Blake Griffin isn't the player you remember. The number one pick of the 2009 NBA draft rose to stardom almost immediately after taking the court for the Los Angeles Clippers, enthralling a nationwide audience with his supreme blend of leaping ability, power, and unabashed aggression.

Griffin won Rookie of the Year, made five straight All-Star games, and was named to four consecutive All-NBA teams with the Clippers before a rash of unrelated injuries began slowly chipping away at his prime in 2015.

Most assumed the Detroit Pistons overpaid for Griffin in advance of last year's trade deadline, especially considering the five-year, $171 million contract he signed the previous summer that was supposed to make him a “Clipper for life.” Was an aging, pricey superstar with a checkered injury history who relied on his athleticism more than any of his peers really worth the price of an ever-improving Tobias Harris and first-round pick? Probably not given how far Detroit was from championship contention, plus Griffin's awkward fit next to Andre Drummond, also signed for multiple seasons going forward on an onerous contract.

Blake Griffin, Zaza Pachulia

Nothing that transpired over the final half of last season proved that assessment wrong. The Pistons went 11-14 with Griffin in the lineup, posting a -1.2 net rating over that timeframe, 21st in the league. With Griffin and Drummond locked up long-term, no high-value prospects on the roster, and a lack of tradable assets, was there really any hope for Detroit in the future?

We still don't know the answer for sure, but Griffin's metamorphosis is the only reason why it's not a definitive ‘no.' The 29 year old has completely re-invented his game this season, a development he credits to the first offseason in years he's been healthy enough to focus on improving his game.

“It was huge just because I was able to build,” Griffin told Sports Illustrated's Jake Fischer of his first offseason as a Piston. “I always felt like the last two, three summers I was struggling trying to get healthy, trying to get to a place where I could start training camp.

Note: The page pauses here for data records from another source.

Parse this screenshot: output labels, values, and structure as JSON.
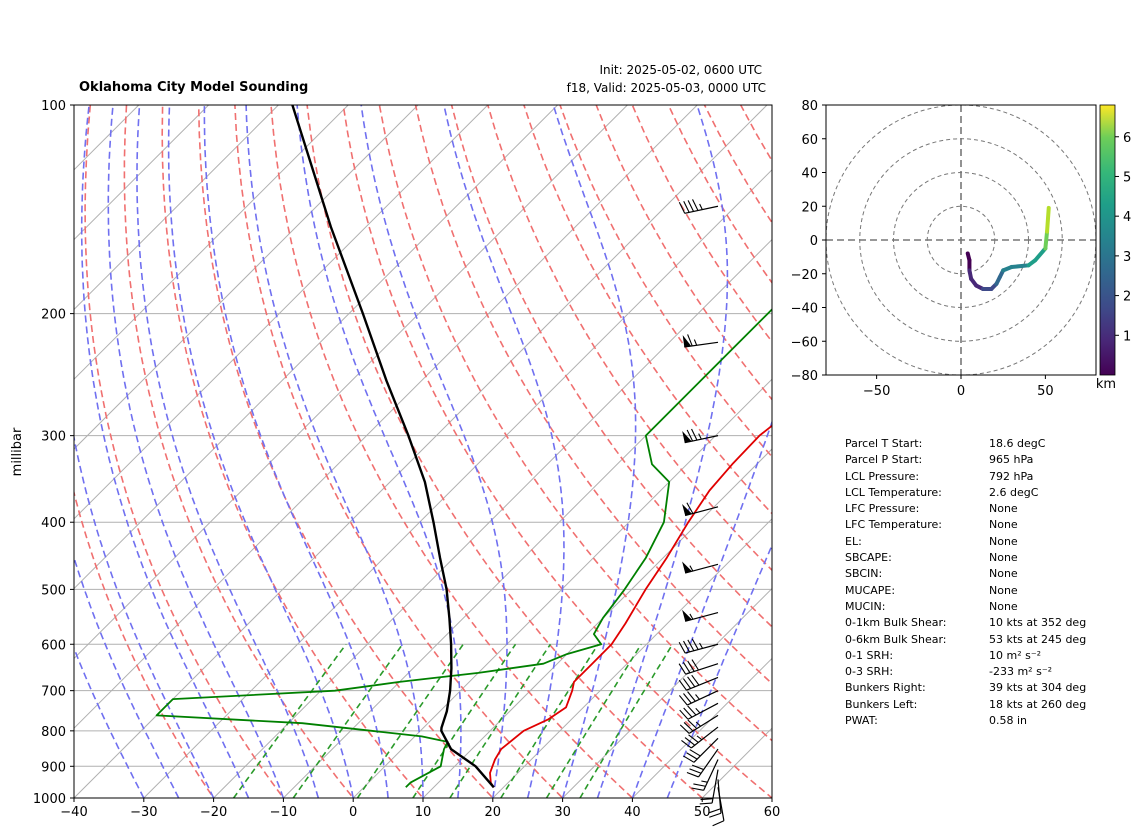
{
  "header": {
    "title": "Oklahoma City Model Sounding",
    "init": "Init: 2025-05-02, 0600 UTC",
    "valid": "f18, Valid: 2025-05-03, 0000 UTC"
  },
  "chart_data": [
    {
      "type": "line",
      "name": "skew-t",
      "ylabel": "millibar",
      "y_scale": "log",
      "xlim": [
        -40,
        60
      ],
      "ylim": [
        1000,
        100
      ],
      "x_ticks": [
        -40,
        -30,
        -20,
        -10,
        0,
        10,
        20,
        30,
        40,
        50,
        60
      ],
      "y_ticks": [
        1000,
        900,
        800,
        700,
        600,
        500,
        400,
        300,
        200,
        100
      ],
      "grid": true,
      "colors": {
        "temperature": "#e00000",
        "dewpoint": "#008000",
        "parcel": "#000000",
        "dry_adiabats": "#f07070",
        "moist_adiabats": "#7070f0",
        "mixing_ratio": "#2a9a2a",
        "isotherms": "#aaaaaa"
      },
      "series": [
        {
          "key": "temperature",
          "pressure": [
            965,
            950,
            920,
            880,
            850,
            800,
            770,
            740,
            700,
            680,
            640,
            600,
            560,
            500,
            450,
            400,
            360,
            330,
            300,
            270,
            250,
            230,
            200,
            180,
            160,
            140,
            120,
            100
          ],
          "values": [
            18.6,
            17.5,
            16.0,
            14.8,
            14.2,
            14.8,
            16.7,
            17.5,
            16.0,
            15.0,
            15.0,
            15.0,
            14.0,
            12.0,
            10.5,
            8.5,
            7.0,
            6.5,
            6.3,
            7.5,
            10.0,
            13.0,
            19.0,
            24.0,
            28.0,
            32.0,
            37.0,
            43.0
          ]
        },
        {
          "key": "dewpoint",
          "pressure": [
            965,
            950,
            900,
            850,
            830,
            815,
            800,
            780,
            760,
            740,
            720,
            700,
            680,
            660,
            640,
            620,
            600,
            580,
            550,
            500,
            450,
            400,
            350,
            330,
            300,
            270,
            250,
            220,
            200,
            180,
            150,
            120,
            100
          ],
          "values": [
            6.0,
            6.0,
            8.0,
            6.0,
            5.5,
            1.0,
            -7.0,
            -18.0,
            -40.0,
            -40.0,
            -40.0,
            -18.0,
            -10.0,
            0.0,
            8.0,
            10.0,
            13.5,
            11.0,
            10.0,
            9.0,
            7.5,
            5.0,
            0.0,
            -5.0,
            -10.0,
            -10.0,
            -10.0,
            -10.0,
            -10.0,
            -10.0,
            -12.0,
            -15.0,
            -20.0
          ]
        },
        {
          "key": "parcel",
          "pressure": [
            965,
            900,
            850,
            800,
            792,
            750,
            700,
            650,
            600,
            550,
            500,
            450,
            400,
            350,
            300,
            250,
            200,
            150,
            100
          ],
          "values": [
            18.6,
            13.0,
            7.0,
            3.0,
            2.6,
            1.0,
            -1.5,
            -4.5,
            -8.0,
            -12.0,
            -16.5,
            -22.0,
            -28.0,
            -35.0,
            -44.0,
            -55.0,
            -68.0,
            -85.0,
            -108.0
          ]
        }
      ],
      "wind_barbs": [
        {
          "p": 965,
          "speed_kt": 12,
          "dir_deg": 170
        },
        {
          "p": 940,
          "speed_kt": 18,
          "dir_deg": 175
        },
        {
          "p": 910,
          "speed_kt": 22,
          "dir_deg": 190
        },
        {
          "p": 880,
          "speed_kt": 26,
          "dir_deg": 205
        },
        {
          "p": 850,
          "speed_kt": 30,
          "dir_deg": 215
        },
        {
          "p": 820,
          "speed_kt": 32,
          "dir_deg": 225
        },
        {
          "p": 790,
          "speed_kt": 33,
          "dir_deg": 232
        },
        {
          "p": 760,
          "speed_kt": 34,
          "dir_deg": 238
        },
        {
          "p": 730,
          "speed_kt": 35,
          "dir_deg": 242
        },
        {
          "p": 700,
          "speed_kt": 36,
          "dir_deg": 245
        },
        {
          "p": 670,
          "speed_kt": 38,
          "dir_deg": 248
        },
        {
          "p": 640,
          "speed_kt": 40,
          "dir_deg": 252
        },
        {
          "p": 600,
          "speed_kt": 45,
          "dir_deg": 255
        },
        {
          "p": 540,
          "speed_kt": 55,
          "dir_deg": 255
        },
        {
          "p": 460,
          "speed_kt": 55,
          "dir_deg": 255
        },
        {
          "p": 380,
          "speed_kt": 60,
          "dir_deg": 255
        },
        {
          "p": 300,
          "speed_kt": 75,
          "dir_deg": 258
        },
        {
          "p": 220,
          "speed_kt": 65,
          "dir_deg": 262
        },
        {
          "p": 140,
          "speed_kt": 45,
          "dir_deg": 258
        }
      ]
    },
    {
      "type": "line",
      "name": "hodograph",
      "xlim": [
        -80,
        80
      ],
      "ylim": [
        -80,
        80
      ],
      "x_ticks": [
        -50,
        0,
        50
      ],
      "y_ticks": [
        -80,
        -60,
        -40,
        -20,
        0,
        20,
        40,
        60,
        80
      ],
      "rings": [
        20,
        40,
        60,
        80
      ],
      "colorbar": {
        "label": "km",
        "ticks": [
          1,
          2,
          3,
          4,
          5,
          6
        ],
        "range": [
          0,
          6.8
        ]
      },
      "u": [
        4,
        5,
        5,
        6,
        9,
        13,
        18,
        21,
        23,
        25,
        30,
        40,
        44,
        50,
        51,
        52
      ],
      "v": [
        -8,
        -12,
        -18,
        -23,
        -27,
        -29,
        -29,
        -26,
        -22,
        -18,
        -16,
        -15,
        -12,
        -5,
        5,
        19
      ],
      "height_km": [
        0.05,
        0.3,
        0.6,
        0.9,
        1.2,
        1.5,
        1.8,
        2.1,
        2.4,
        2.7,
        3.0,
        3.3,
        3.6,
        4.2,
        5.5,
        6.5
      ]
    }
  ],
  "stats": [
    {
      "label": "Parcel T Start:",
      "value": "18.6 degC"
    },
    {
      "label": "Parcel P Start:",
      "value": "965 hPa"
    },
    {
      "label": "LCL Pressure:",
      "value": "792 hPa"
    },
    {
      "label": "LCL Temperature:",
      "value": "2.6 degC"
    },
    {
      "label": "LFC Pressure:",
      "value": "None"
    },
    {
      "label": "LFC Temperature:",
      "value": "None"
    },
    {
      "label": "EL:",
      "value": "None"
    },
    {
      "label": "SBCAPE:",
      "value": "None"
    },
    {
      "label": "SBCIN:",
      "value": "None"
    },
    {
      "label": "MUCAPE:",
      "value": "None"
    },
    {
      "label": "MUCIN:",
      "value": "None"
    },
    {
      "label": "0-1km Bulk Shear:",
      "value": "10 kts at 352 deg"
    },
    {
      "label": "0-6km Bulk Shear:",
      "value": "53 kts at 245 deg"
    },
    {
      "label": "0-1 SRH:",
      "value": "10 m² s⁻²"
    },
    {
      "label": "0-3 SRH:",
      "value": "-233 m² s⁻²"
    },
    {
      "label": "Bunkers Right:",
      "value": "39 kts at 304 deg"
    },
    {
      "label": "Bunkers Left:",
      "value": "18 kts at 260 deg"
    },
    {
      "label": "PWAT:",
      "value": "0.58 in"
    }
  ]
}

The first time I was able to get on the court was mid-August, and I was limited to 20 minutes of just spot-shooting, no movement or anything like that.”

The result is a playing style completely removed from what seemed possible when he was deemed a can't-miss prospect at Oklahoma. Even the high-level floor game Griffin flashed during his final two seasons in Los Angeles didn't portend the evolution he's undergone this season. Griffin is averaging a career-high 26.2 points, 8.1 rebounds, and 5.4 assists per game in 2018-19, the type of stellar numbers Steve Ballmer probably envisioned him putting up in a Clippers uniform for the rest of his career.

What nobody imagined, though, was Griffin suddenly becoming a de facto point forward with elite shot-making chops. He leads the league in touches per game with 94.5, just ahead of Nikola Jokic and James Harden. He ranks third in passes per game, behind Jokic and Ben Simmons. And most telling, Griffin is taking 3.9 pull-up triples per game, ninth-most in the NBA, hitting them at a 35.4 percent clip – right in line with Damian Lillard's accuracy on off-dribble threes.

Hindsight makes it easier to see these major changes to Griffin's game coming. He jacked 5.7 threes per game with Los Angeles before being traded, after all, and looked well on his way to annual MVP contention as a ball-dominant playmaker after averaging 25.5 points, 12.7 rebounds, and 6.1 assists per game during the Clippers' ill-fated 2015 postseason run. It's not like Griffin would be the first entrenched All-Star to expand his game in the thick of his prime, either.

Pistons, Blake Griffin, Jazz

But would he ever be healthy enough to get the time to do it? Griffin was last summer, finally, and put in enough work to emerge as a player far different than the one Detroit acquired this time last year. Whether the Pistons are able to surround him with enough help to become real threats in the Eastern Conference down the line remains be seen.

What's abundantly clear is that Griffin is a better player now than he's ever been before, and, health provided, seems primed to continue adding to his game in the future.